A trip into the heat or heart of the capital, where I meet with a former colleague who specialises in the digital arts. It is all numbers and keys and screens and pads and swivel-chairs, his work. The consequence of his actions is something similar to reality, but its foundation is all in numbers. He does not work in the static arts, this number-crunching visualist. That would be too, well, static. He works only in moving images, which is to say 24 and 25 frames per second. You know, someone once described this kind of work to me as akin to polishing turds, which was probably unfair of them, but I do know this world myself, because during one period in my life I had the task of working with people in this field. I will say this, they are talented, they come from engineering rather than pure creativity, and in some instances are genuine world leaders. A strange tribe, too. They all wear the same items of clothing - cloaks of heavily laundered grunge. Also, these so-called digital artists each have the same semi-glazed expressions. They love what they do so much that you often have to peel them away from their screens. They are not highly talkative, either.

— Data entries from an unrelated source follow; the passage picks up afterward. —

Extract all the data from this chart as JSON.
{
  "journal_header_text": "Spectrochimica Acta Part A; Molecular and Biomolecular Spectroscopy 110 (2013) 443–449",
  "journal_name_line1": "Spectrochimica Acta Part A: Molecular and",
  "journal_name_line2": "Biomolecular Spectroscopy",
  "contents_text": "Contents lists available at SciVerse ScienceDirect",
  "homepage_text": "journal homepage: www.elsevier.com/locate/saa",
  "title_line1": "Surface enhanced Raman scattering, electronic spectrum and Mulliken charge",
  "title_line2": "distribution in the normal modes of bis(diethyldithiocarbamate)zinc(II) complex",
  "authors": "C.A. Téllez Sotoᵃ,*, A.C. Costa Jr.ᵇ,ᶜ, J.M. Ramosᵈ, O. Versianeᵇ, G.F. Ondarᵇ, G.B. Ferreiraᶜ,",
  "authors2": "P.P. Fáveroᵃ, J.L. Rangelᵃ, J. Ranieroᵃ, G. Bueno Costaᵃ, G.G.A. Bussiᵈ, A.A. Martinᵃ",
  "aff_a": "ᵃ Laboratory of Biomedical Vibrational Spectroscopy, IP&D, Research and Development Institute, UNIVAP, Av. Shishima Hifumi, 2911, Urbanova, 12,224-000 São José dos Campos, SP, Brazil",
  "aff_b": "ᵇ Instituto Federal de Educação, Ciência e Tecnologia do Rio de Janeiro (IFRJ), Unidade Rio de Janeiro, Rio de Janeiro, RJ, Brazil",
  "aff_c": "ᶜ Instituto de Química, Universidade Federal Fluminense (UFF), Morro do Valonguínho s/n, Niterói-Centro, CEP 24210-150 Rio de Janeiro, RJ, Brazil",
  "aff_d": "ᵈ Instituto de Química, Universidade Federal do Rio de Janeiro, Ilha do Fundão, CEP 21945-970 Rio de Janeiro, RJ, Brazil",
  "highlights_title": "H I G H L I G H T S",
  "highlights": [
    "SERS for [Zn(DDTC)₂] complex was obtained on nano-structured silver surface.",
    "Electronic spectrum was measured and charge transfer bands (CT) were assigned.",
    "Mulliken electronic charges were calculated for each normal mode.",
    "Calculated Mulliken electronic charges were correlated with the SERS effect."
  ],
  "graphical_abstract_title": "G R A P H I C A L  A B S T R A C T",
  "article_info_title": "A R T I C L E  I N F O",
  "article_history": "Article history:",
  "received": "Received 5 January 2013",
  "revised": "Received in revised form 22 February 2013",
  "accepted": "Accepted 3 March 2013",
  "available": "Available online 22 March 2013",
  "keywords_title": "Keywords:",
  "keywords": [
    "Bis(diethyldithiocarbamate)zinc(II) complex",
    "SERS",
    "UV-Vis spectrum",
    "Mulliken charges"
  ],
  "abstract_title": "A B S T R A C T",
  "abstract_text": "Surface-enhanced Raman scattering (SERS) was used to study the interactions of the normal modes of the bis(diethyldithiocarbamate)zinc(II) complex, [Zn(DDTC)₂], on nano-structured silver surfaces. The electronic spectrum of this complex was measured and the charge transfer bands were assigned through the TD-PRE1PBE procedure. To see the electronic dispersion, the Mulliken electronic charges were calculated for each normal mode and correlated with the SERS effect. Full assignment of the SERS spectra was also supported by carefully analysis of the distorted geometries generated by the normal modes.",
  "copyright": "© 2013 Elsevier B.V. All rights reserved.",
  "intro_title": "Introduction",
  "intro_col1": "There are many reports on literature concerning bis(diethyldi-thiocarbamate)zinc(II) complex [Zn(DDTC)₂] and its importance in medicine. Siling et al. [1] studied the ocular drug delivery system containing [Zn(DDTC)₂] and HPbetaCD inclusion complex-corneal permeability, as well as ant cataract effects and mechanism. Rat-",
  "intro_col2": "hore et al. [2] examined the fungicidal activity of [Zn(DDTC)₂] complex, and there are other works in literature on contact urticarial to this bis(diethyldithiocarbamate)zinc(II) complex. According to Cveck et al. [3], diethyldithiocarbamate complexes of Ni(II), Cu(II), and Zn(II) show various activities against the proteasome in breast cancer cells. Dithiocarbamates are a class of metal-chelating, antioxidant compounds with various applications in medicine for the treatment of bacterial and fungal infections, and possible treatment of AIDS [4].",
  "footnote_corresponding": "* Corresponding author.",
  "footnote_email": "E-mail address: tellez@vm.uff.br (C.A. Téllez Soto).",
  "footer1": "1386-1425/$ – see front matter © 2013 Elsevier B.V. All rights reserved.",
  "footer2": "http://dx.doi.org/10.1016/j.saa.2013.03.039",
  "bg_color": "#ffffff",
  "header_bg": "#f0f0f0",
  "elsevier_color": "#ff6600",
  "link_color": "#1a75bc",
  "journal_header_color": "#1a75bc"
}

They are often over-worked and under-paid - so nothing new there - but what sets them most apart is their utter ease with mass computer failure, as if it is like waiting for the rain to pass while on a long, gentle walk. Unusually perhaps, the person I saw today has great respect for the static arts, including very much the artist's work, which he has never actually seen in the flesh, but has seen in reproductions. This love of painting and drawing makes him a better digital artist. Digitalia, I was thinking. It is a both a huge industry and an over-simplification. It is like being given the keys to the kingdom and yet the door is already open. It is egalitarianism made real, yet addictively unrefreshing. As most people know, the entire world has gone or is going digital. The artist is digital. Did you know that? She draws with her fingers.